Und man darf und muss darauf hinweisen, dass es gerade das von der damaligen SPD-Ministerin Andrea Nahles geführte Bundesarbeitsministerium war, das in der vergangenen Legislaturperiode kategorisch jede Entwicklung hin zu einem „Passiv-Aktive-Transfer“ blockiert und ausgeschlossen hat. Stattdessen hat man auf zwei überschaubare und restriktiv ausgestaltete Förderprogramme gesetzt, in deren Umsetzung die Jobcenter viel Lebenszeit haben investieren müssen – mit überschaubaren Ergebnissen. Es handelt sich um das „ESF-Bundesprogramm zur Eingliederung langzeitarbeitsloser Leistungsberechtigter“ (für bis zu 33.000 Langzeitarbeitslose) und das Bundesprogramm „Soziale Teilhabe am Arbeitsmarkt“ (für bis zu 10.000 Langzeitarbeitslose).

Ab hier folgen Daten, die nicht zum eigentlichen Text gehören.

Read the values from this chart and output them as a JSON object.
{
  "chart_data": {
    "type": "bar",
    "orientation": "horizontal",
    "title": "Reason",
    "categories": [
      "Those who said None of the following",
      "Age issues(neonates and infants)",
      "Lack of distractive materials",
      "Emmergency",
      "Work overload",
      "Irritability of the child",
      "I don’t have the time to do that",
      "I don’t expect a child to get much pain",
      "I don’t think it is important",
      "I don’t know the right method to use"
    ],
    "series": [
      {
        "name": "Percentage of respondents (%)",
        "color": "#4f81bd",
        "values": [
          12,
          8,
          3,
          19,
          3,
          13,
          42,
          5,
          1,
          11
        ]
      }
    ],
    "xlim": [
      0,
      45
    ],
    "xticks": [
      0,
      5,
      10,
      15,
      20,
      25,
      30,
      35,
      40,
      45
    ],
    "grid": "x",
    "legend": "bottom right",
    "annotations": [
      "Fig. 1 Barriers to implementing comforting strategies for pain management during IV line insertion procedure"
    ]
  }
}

Und es gibt andere, die mal genauer hingeschaut haben, vor allem, was die Zahlen angeht. So hat beispielsweise Andreas Hammer bereits am 15.01.2018 unter der Überschrift GroKo-Sondierung und sozialer Arbeitsmarkt angemerkt: Konkret sei lediglich die Formulierung, dass die Förderung von 150.000 Langzeitarbeitslosen mit einem um 1 Mrd. Euro pro Jahr erhöhten Eingliederungstitel der Jobcenter (Zeitraum unklar) stattfinden soll. Was heißt das heruntergebrochen?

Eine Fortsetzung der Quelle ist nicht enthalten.